As a small business owner, you have a lot to worry about. From keeping up with the day-to-day demands to pleasing customers to balancing the books, business owners have a lot on their plates. One challenging area of running a business that many small business owners overlook is the risk of bad debt. In fact, the average small business owner carries over $195,000 in debt, so dealing with bad customer debt can cause some serious damage to a business’ financial health.
Good financial health is essential for the success and the livelihood of small businesses. The financial health of small businesses is also an indication of the economy’s performance. There is a lot of ways to maintain the financial health of your business, which can include properly managing customer payment obligations and mitigating the risk of bad debt by acquiring trade credit insurance.
What is Trade Credit Insurance?
The purpose of trade credit insurance is to protect businesses from financial loss due to credit risks, default accounts, insolvency or bankruptcy from customers. Trade credit insurance is designed to specifically mitigate risks to accounts receivables.
Before you think that trade credit insurance is a luxury you can’t afford, especially if you are already struggling with cash flow, many small and medium-sized businesses purchase trade credit insurance for this very reason: to help them mitigate the financial risks associated with bad consumer debt.
5 Signs That Say You Need To Purchase Trade Credit Insurance for Your Business
1. A Lot of High Customer Credit Risks
Customer bankruptcy is a common occurrence, which can make collecting on invoices incredibly difficult. If businesses aren’t able to collect accounts receivables in a reasonable amount of time, they are going to see a negative effect on their cash flow, which hinders the overall financial health of the business.
If this is something that your business is struggling to manage, then it may be a good idea to revisit your credit terms. You may be extending credit to customers who aren’t credit-worthy or who have a high credit risk, which is another good reason you need trade credit insurance.
2. Sales Opportunities Need Quick Turnarounds
When a business is presented with a sales opportunity, it’s important for businesses to act on this opportunity quickly. Companies also need to assess the financial stability of their potential customers and the legitimacy of their purchasing power before extending any amount of credit. Of course, the likelihood of a customer making a purchase is much greater when they have credit available, however, this doesn’t always mean that the customer will pay his or her bills.
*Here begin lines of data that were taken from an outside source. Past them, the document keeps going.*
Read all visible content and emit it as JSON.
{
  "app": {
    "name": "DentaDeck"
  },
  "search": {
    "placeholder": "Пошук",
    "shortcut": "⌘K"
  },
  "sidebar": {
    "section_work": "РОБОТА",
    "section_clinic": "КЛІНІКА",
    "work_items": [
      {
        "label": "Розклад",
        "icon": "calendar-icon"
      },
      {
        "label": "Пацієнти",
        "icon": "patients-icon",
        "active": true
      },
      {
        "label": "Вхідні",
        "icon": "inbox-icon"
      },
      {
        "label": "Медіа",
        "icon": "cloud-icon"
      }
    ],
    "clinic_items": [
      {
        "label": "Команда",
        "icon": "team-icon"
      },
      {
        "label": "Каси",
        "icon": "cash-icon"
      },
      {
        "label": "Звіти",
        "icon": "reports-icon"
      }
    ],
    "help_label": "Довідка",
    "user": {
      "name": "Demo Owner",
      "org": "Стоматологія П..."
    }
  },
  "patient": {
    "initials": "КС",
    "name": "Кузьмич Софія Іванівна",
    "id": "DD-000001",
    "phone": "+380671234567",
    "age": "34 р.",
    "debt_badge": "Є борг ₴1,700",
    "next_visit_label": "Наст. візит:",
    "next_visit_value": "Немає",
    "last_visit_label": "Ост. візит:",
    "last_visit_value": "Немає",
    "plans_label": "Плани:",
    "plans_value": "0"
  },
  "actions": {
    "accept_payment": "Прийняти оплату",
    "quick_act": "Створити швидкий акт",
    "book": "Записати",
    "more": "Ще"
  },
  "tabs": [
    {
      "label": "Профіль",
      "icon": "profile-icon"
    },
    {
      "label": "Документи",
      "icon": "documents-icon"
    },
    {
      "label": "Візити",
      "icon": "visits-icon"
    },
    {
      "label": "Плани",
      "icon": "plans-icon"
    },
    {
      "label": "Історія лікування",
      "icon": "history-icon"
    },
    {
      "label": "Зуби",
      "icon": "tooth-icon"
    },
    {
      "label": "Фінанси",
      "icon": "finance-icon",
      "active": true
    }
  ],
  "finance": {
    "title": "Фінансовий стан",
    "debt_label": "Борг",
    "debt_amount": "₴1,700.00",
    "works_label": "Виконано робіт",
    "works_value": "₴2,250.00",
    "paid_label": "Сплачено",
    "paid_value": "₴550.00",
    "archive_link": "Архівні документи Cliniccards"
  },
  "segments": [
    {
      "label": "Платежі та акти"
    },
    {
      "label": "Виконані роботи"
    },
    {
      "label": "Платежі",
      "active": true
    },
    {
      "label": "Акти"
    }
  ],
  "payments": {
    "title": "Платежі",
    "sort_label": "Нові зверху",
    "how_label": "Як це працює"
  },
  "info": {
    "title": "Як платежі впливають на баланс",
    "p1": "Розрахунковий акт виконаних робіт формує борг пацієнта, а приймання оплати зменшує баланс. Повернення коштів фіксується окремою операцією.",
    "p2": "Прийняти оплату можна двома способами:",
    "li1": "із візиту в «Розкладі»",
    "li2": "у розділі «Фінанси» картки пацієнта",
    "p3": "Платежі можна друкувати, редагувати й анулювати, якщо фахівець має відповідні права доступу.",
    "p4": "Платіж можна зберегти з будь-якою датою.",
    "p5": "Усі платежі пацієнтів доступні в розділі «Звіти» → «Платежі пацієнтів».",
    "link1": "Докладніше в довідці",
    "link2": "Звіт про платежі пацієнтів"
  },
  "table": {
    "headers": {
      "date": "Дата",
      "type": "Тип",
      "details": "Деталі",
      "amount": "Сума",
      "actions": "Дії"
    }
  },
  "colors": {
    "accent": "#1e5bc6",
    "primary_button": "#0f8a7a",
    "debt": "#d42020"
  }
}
By having trade credit insurance, businesses can feel better about extending credit as needed to the customer, ensuring the sale and ensuring the business will not suffer a loss.
3. You Need To Compete With Your Credit
Trade credit insurance allows businesses to compete with their competitors’ credit limits and payment terms. Let’s look at a quick example: If one competitor offers customers payment terms of $100,000 line of credit with 60-day terms, and your business can only afford to offer $50,000 with 15-day terms, which company do you think will win the business?
Businesses that purchase trade credit insurance are able to extend riskier credit terms to customers knowing that they have a layer of financial protection beneath them in the event of bankruptcy, insolvency, and default.
4. You Want Your Business to Grow
A business that chooses to purchase trade credit insurance is one that is able to build and grow. However, this can be difficult when businesses struggle with cash flow or are struggling to collect payments.
Trade credit insurance can bridge the gap between sales and finance departments, while also reducing collection calls.
5. Your Business Needs Stable Financial Health
The average accounts receivables for a small business represents up to 40 percent of the company’s cash flow. If your business isn’t collecting accounts receivables, imagine how this looks to investors or banks when they review your company’s financial health and stability.
Trade credit insurance provides businesses with a blanket of protection in the event of default. As we already discussed, these events can negatively impact cash flow, which can make it difficult for the business to grow further or ever reach a level of financial stability.
Finally, trade credit insurance is great for small businesses, helping them better manage and offer credit and payment terms for customers, maximize sales opportunities, bridge the gap between sales and finance departments, improve the overall financial health of the business and give the owner peace of mind.
With trade credit insurance, businesses can stop worrying or spending time on accounts receivables or making collections calls and focus more on the day-to-day issues that matter most.